Another nice feature is that if a single delegate is shared across multiple clients, results could be cached to further reduce the resource usage.
Disadvantages
In order for this to work, you have to have a node on the network willing to be your delegate. This means that you either have to control your own node out in the wild, or convince someone else to let you use theirs. This isn't always easy, especially for the casual or mobile users. One solution here is to allow the ipfs gateway nodes to be open routing delegates, but that may end up putting an extreme level of stress on the gateways and also makes the whole system just a bit more centralized (which happens to be something we're opposed to).
Trackers
The idea of trackers is quite similar to delegated routing. The primary difference here is that while the idea of delegated routing is agnostic to how the routing is performed, the intention was still that the delegates were DHT nodes on the main network. Using the idea of trackers would mean that the delegate just stores all routing information it deals with locally. This is what bittorrent uses (in addition to Mainline DHT).
Advantages
Compared to delegated routing in general, the only main advantage is that all routing queries will be resolved by the tracker, and not require extra work in the background to find the data. This, in an ideal world, is the fastest content routing system.
Disadvantages
Trackers have a limited knowledge of what all is available in the network. To find content using a tracker, other users who have the content you want must also be using that tracker. Trackers also don't scale well to larger scale systems, too much load on a single point of failure.
Hybrid Delegates
The idea of a 'hybrid' delegate system is something i've been thinking of for a little while now. The basic concept is to use multiple delegates, as well as falling back to the dht in certain cases. First, nodes can mark themselves as 'supernodes' and announce through some medium that they are willing to fulfill routing queries. Other peers can discover these through some mechanism, mdns, the dht, a preconfigured list, or randomly discover them when connecting for other purposes. Once discovered, if a node is configured to use this system, they can select the 'best' set of discovered supernodes to use and send all routing queries to those nodes. Depending on how much you trust each of those nodes you can select more or less of them to query and optionally fall back to making DHT queries. You should also be able to mark certain supernodes as trusted in your configuration so you remember them and can use 'just them' to fullfil queries.

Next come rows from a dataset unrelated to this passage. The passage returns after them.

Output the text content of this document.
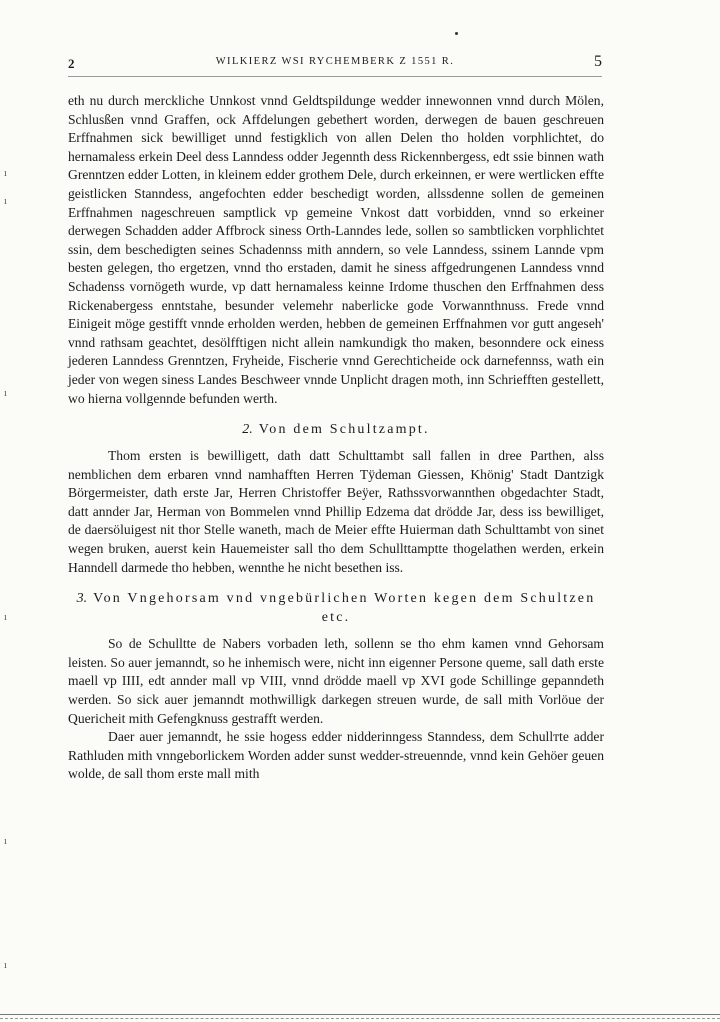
2	WILKIERZ WSI RYCHEMBERK Z 1551 R.	5

eth nu durch merckliche Unnkost vnnd Geldtspildunge wedder innewonnen vnnd durch Mölen, Schlusßen vnnd Graffen, ock Affdelungen gebethert worden, derwegen de bauen geschreuen Erffnahmen sick bewilliget unnd festigklich von allen Delen tho holden vorphlichtet, do hernamaless erkein Deel dess Lanndess odder Jegennth dess Rickennbergess, edt ssie binnen wath Grenntzen edder Lotten, in kleinem edder grothem Dele, durch erkeinnen, er were wertlicken effte geistlicken Stanndess, angefochten edder beschedigt worden, allssdenne sollen de gemeinen Erffnahmen nageschreuen samptlick vp gemeine Vnkost datt vorbidden, vnnd so erkeiner derwegen Schadden adder Affbrock siness Orth-Lanndes lede, sollen so sambtlicken vorphlichtet ssin, dem beschedigten seines Schadennss mith anndern, so vele Lanndess, ssinem Lannde vpm besten gelegen, tho ergetzen, vnnd tho erstaden, damit he siness affgedrungenen Lanndess vnnd Schadenss vornögeth wurde, vp datt hernamaless keinne Irdome thuschen den Erffnahmen dess Rickenabergess enntstahe, besunder velemehr naberlicke gode Vorwannthnuss. Frede vnnd Einigeit möge gestifft vnnde erholden werden, hebben de gemeinen Erffnahmen vor gutt angeseh' vnnd rathsam geachtet, desölfftigen nicht allein namkundigk tho maken, besonndere ock einess jederen Lanndess Grenntzen, Fryheide, Fischerie vnnd Gerechticheide ock darnefennss, wath ein jeder von wegen siness Landes Beschweer vnnde Unplicht dragen moth, inn Schriefften gestellett, wo hierna vollgennde befunden werth.

2. Von dem Schultzampt.

Thom ersten is bewilligett, dath datt Schulttambt sall fallen in dree Parthen, alss nemblichen dem erbaren vnnd namhafften Herren Tÿdeman Giessen, Khönig' Stadt Dantzigk Börgermeister, dath erste Jar, Herren Christoffer Beÿer, Rathssvorwannthen obgedachter Stadt, datt annder Jar, Herman von Bommelen vnnd Phillip Edzema dat drödde Jar, dess iss bewilliget, de daersöluigest nit thor Stelle waneth, mach de Meier effte Huierman dath Schulttambt von sinet wegen bruken, auerst kein Hauemeister sall tho dem Schullttamptte thogelathen werden, erkein Hanndell darmede tho hebben, wennthe he nicht besethen iss.

3. Von Vngehorsam vnd vngebürlichen Worten kegen dem Schultzen etc.

So de Schulltte de Nabers vorbaden leth, sollenn se tho ehm kamen vnnd Gehorsam leisten. So auer jemanndt, so he inhemisch were, nicht inn eigenner Persone queme, sall dath erste maell vp IIII, edt annder mall vp VIII, vnnd drödde maell vp XVI gode Schillinge gepanndeth werden. So sick auer jemanndt mothwilligk darkegen streuen wurde, de sall mith Vorlöue der Quericheit mith Gefengknuss gestrafft werden.

Daer auer jemanndt, he ssie hogess edder nidderinngess Stanndess, dem Schullтte adder Rathluden mith vnngeborlickem Worden adder sunst wedder-streuennde, vnnd kein Gehöer geuen wolde, de sall thom erste mall mith

ı
ı
ı
ı
ı
ı
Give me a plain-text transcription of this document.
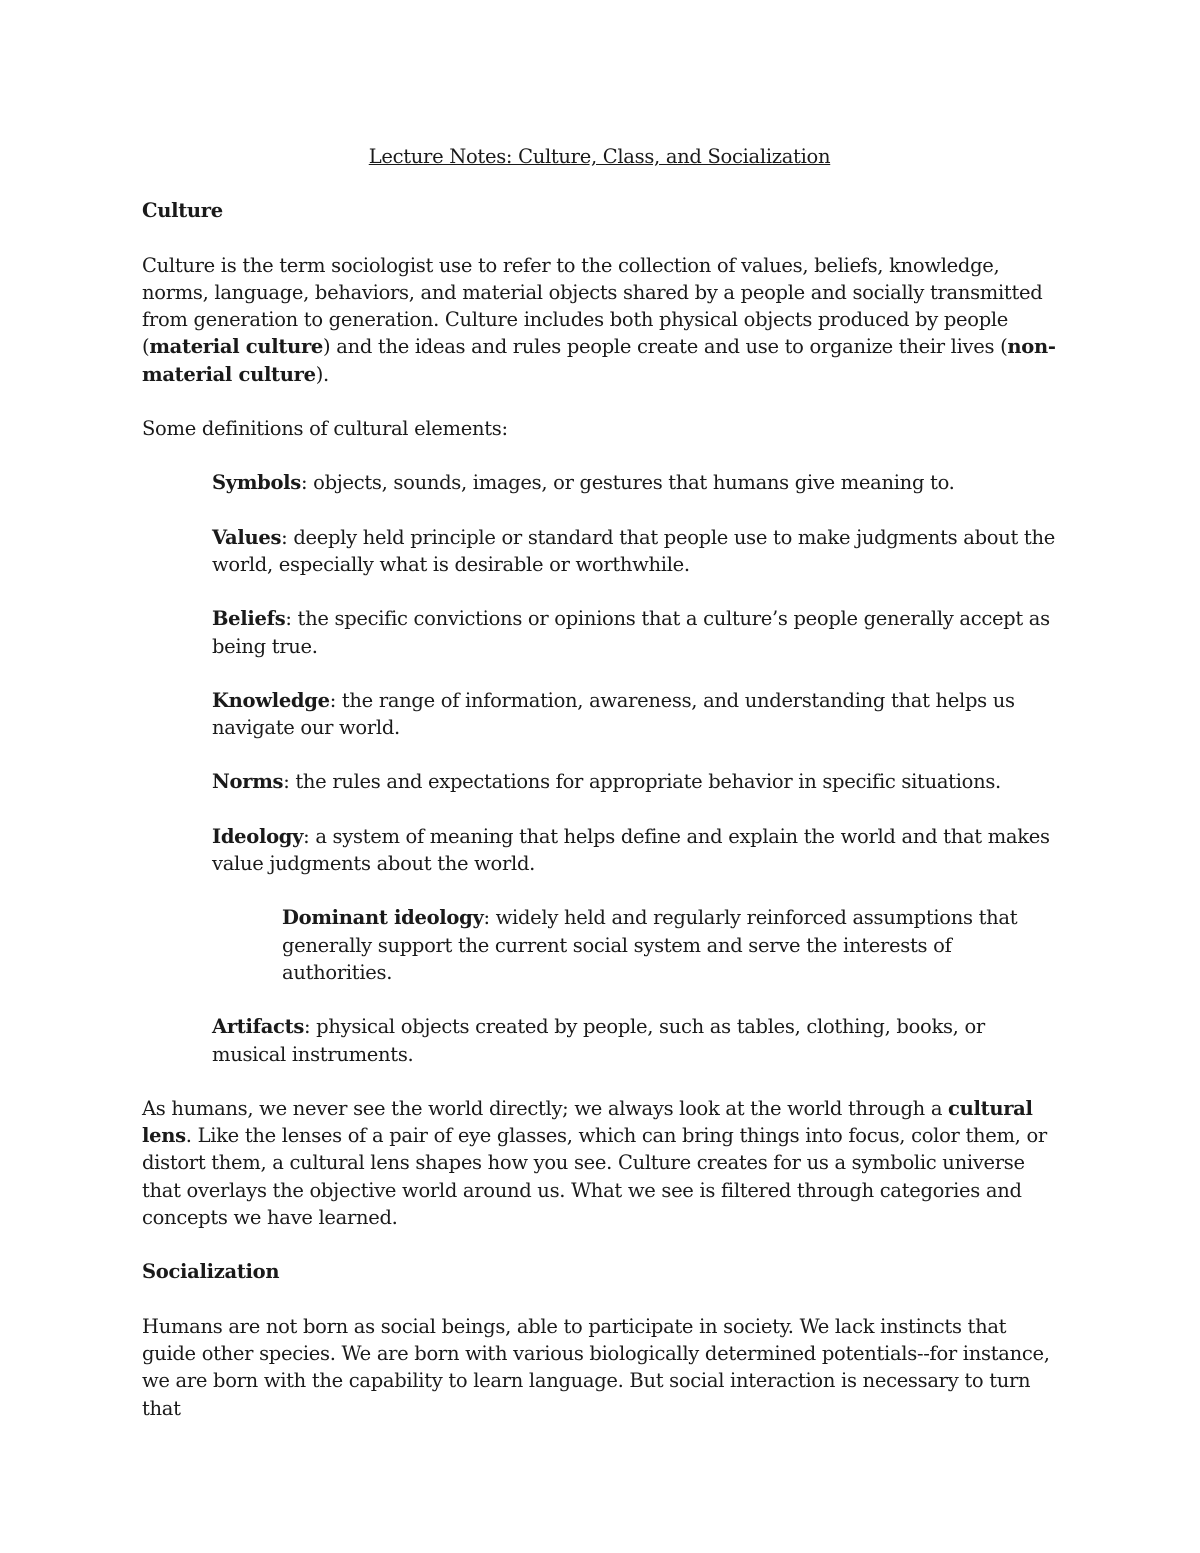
Lecture Notes: Culture, Class, and Socialization
Culture

Culture is the term sociologist use to refer to the collection of values, beliefs, knowledge, norms, language, behaviors, and material objects shared by a people and socially transmitted from generation to generation. Culture includes both physical objects produced by people (material culture) and the ideas and rules people create and use to organize their lives (non-material culture).

Some definitions of cultural elements:

Symbols: objects, sounds, images, or gestures that humans give meaning to.

Values: deeply held principle or standard that people use to make judgments about the world, especially what is desirable or worthwhile.

Beliefs: the specific convictions or opinions that a culture’s people generally accept as being true.

Knowledge: the range of information, awareness, and understanding that helps us navigate our world.

Norms: the rules and expectations for appropriate behavior in specific situations.

Ideology: a system of meaning that helps define and explain the world and that makes value judgments about the world.

Dominant ideology: widely held and regularly reinforced assumptions that generally support the current social system and serve the interests of authorities.

Artifacts: physical objects created by people, such as tables, clothing, books, or musical instruments.

As humans, we never see the world directly; we always look at the world through a cultural lens. Like the lenses of a pair of eye glasses, which can bring things into focus, color them, or distort them, a cultural lens shapes how you see. Culture creates for us a symbolic universe that overlays the objective world around us. What we see is filtered through categories and concepts we have learned.

Socialization

Humans are not born as social beings, able to participate in society. We lack instincts that guide other species. We are born with various biologically determined potentials--for instance, we are born with the capability to learn language. But social interaction is necessary to turn that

This idea is really a few different things mashed together. Tiered routing, the ability to query multiple content routing providers intelligently, Delegated routing as discussed above, and integrated ways to discover these delegates.
One scenario i'm imagining with this system is that you could run a 'supernode' on your LAN or in your datacenter for all the other ipfs nodes around you to automatically discover (via MDNS) and use.

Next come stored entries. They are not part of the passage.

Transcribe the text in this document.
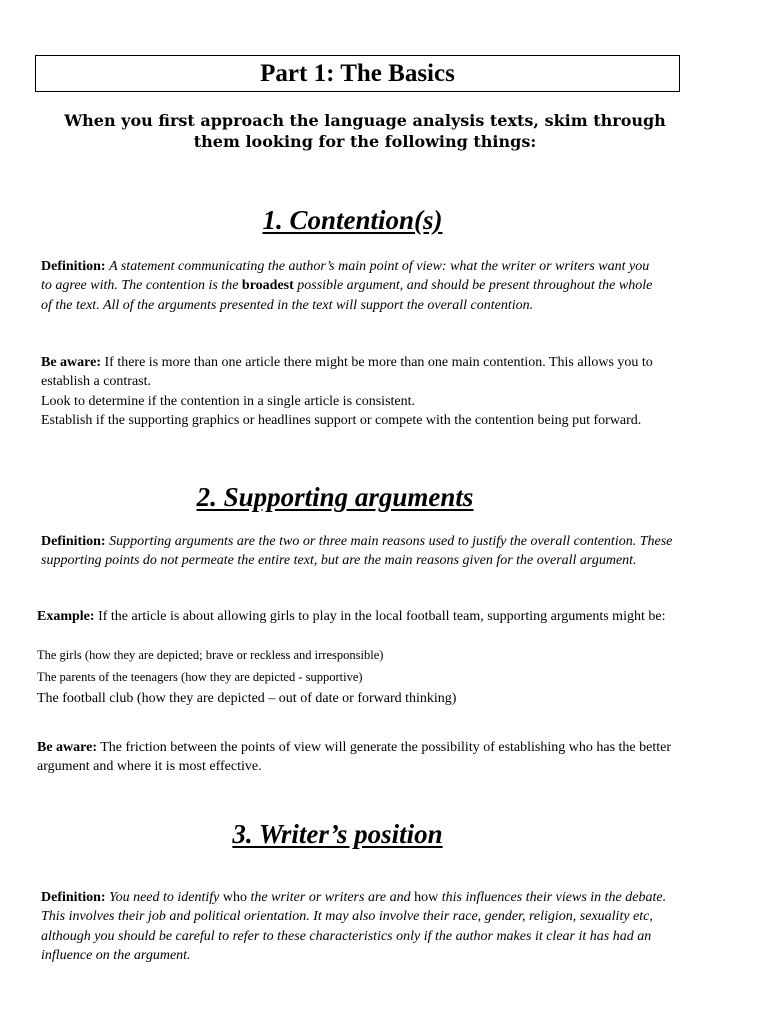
Part 1: The Basics
When you first approach the language analysis texts, skim through them looking for the following things:
1. Contention(s)

Definition: A statement communicating the author’s main point of view: what the writer or writers want you to agree with. The contention is the broadest possible argument, and should be present throughout the whole of the text. All of the arguments presented in the text will support the overall contention.

Be aware: If there is more than one article there might be more than one main contention. This allows you to establish a contrast.
Look to determine if the contention in a single article is consistent.
Establish if the supporting graphics or headlines support or compete with the contention being put forward.

2. Supporting arguments

Definition: Supporting arguments are the two or three main reasons used to justify the overall contention. These supporting points do not permeate the entire text, but are the main reasons given for the overall argument.

Example: If the article is about allowing girls to play in the local football team, supporting arguments might be:

The girls (how they are depicted; brave or reckless and irresponsible)
The parents of the teenagers (how they are depicted - supportive)
The football club (how they are depicted – out of date or forward thinking)

Be aware: The friction between the points of view will generate the possibility of establishing who has the better argument and where it is most effective.

3. Writer’s position

Definition: You need to identify who the writer or writers are and how this influences their views in the debate. This involves their job and political orientation. It may also involve their race, gender, religion, sexuality etc, although you should be careful to refer to these characteristics only if the author makes it clear it has had an influence on the argument.
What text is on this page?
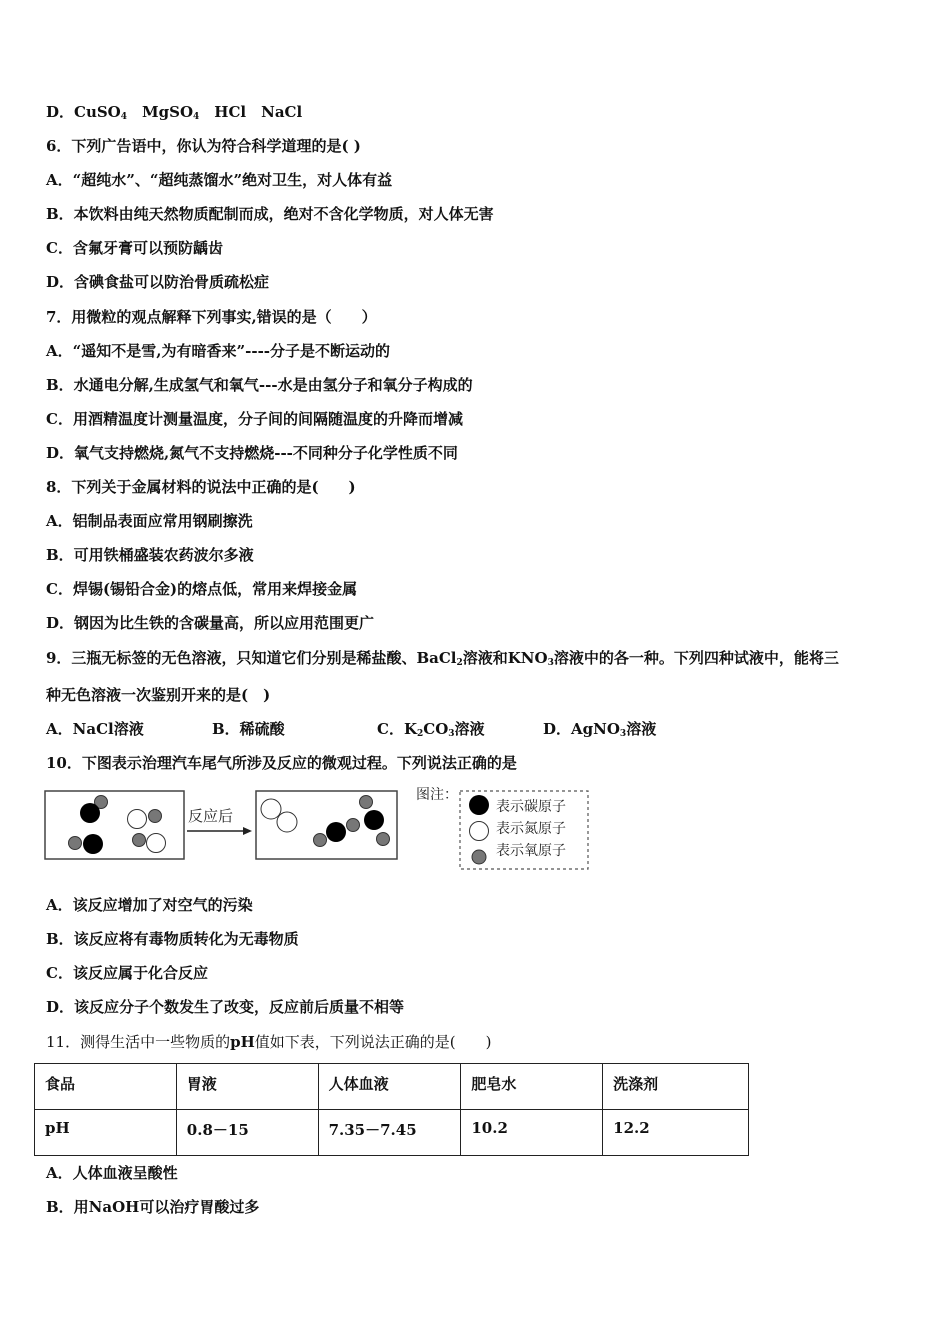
D．CuSO$_4$　MgSO$_4$　HCl　NaCl
6．下列广告语中，你认为符合科学道理的是( )
A．“超纯水”、“超纯蒸馏水”绝对卫生，对人体有益
B．本饮料由纯天然物质配制而成，绝对不含化学物质，对人体无害
C．含氟牙膏可以预防龋齿
D．含碘食盐可以防治骨质疏松症
7．用微粒的观点解释下列事实,错误的是（　　）
A．“遥知不是雪,为有暗香来”----分子是不断运动的
B．水通电分解,生成氢气和氧气---水是由氢分子和氧分子构成的
C．用酒精温度计测量温度，分子间的间隔随温度的升降而增减
D．氧气支持燃烧,氮气不支持燃烧---不同种分子化学性质不同
8．下列关于金属材料的说法中正确的是(　　)
A．铝制品表面应常用钢刷擦洗
B．可用铁桶盛装农药波尔多液
C．焊锡(锡铅合金)的熔点低，常用来焊接金属
D．钢因为比生铁的含碳量高，所以应用范围更广
9．三瓶无标签的无色溶液，只知道它们分别是稀盐酸、BaCl$_2$溶液和$KNO_3$溶液中的各一种。下列四种试液中，能将三
种无色溶液一次鉴别开来的是(　)
A．NaCl溶液	B．稀硫酸	C．$K_2CO_3$溶液	D．AgNO$_3$溶液
10．下图表示治理汽车尾气所涉及反应的微观过程。下列说法正确的是
反应后
图注：
表示碳原子
表示氮原子
表示氧原子
A．该反应增加了对空气的污染
B．该反应将有毒物质转化为无毒物质
C．该反应属于化合反应
D．该反应分子个数发生了改变，反应前后质量不相等
11．测得生活中一些物质的pH值如下表，下列说法正确的是(　　)
食品	胃液	人体血液	肥皂水	洗涤剂
pH	0.8－15	7.35－7.45	10.2	12.2
A．人体血液呈酸性
B．用NaOH可以治疗胃酸过多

TODO: make this section more coherent.
Other things that could help
Batched Providing
Currently, the content routing interface only allows for a single object to be provided or have providers looked up for at a time. Changing this interface to allow multiple requests to be batched together should improve resource consumption significantly.
Multicast
The DHT sends the same message to a large number of different peers throughout the network, requiring it to form individaul connections to each of them and send out the message many times. If a multicast system were to be implemented in libp2p, it could be used to reduce the outgoing bandwidth required by the DHT.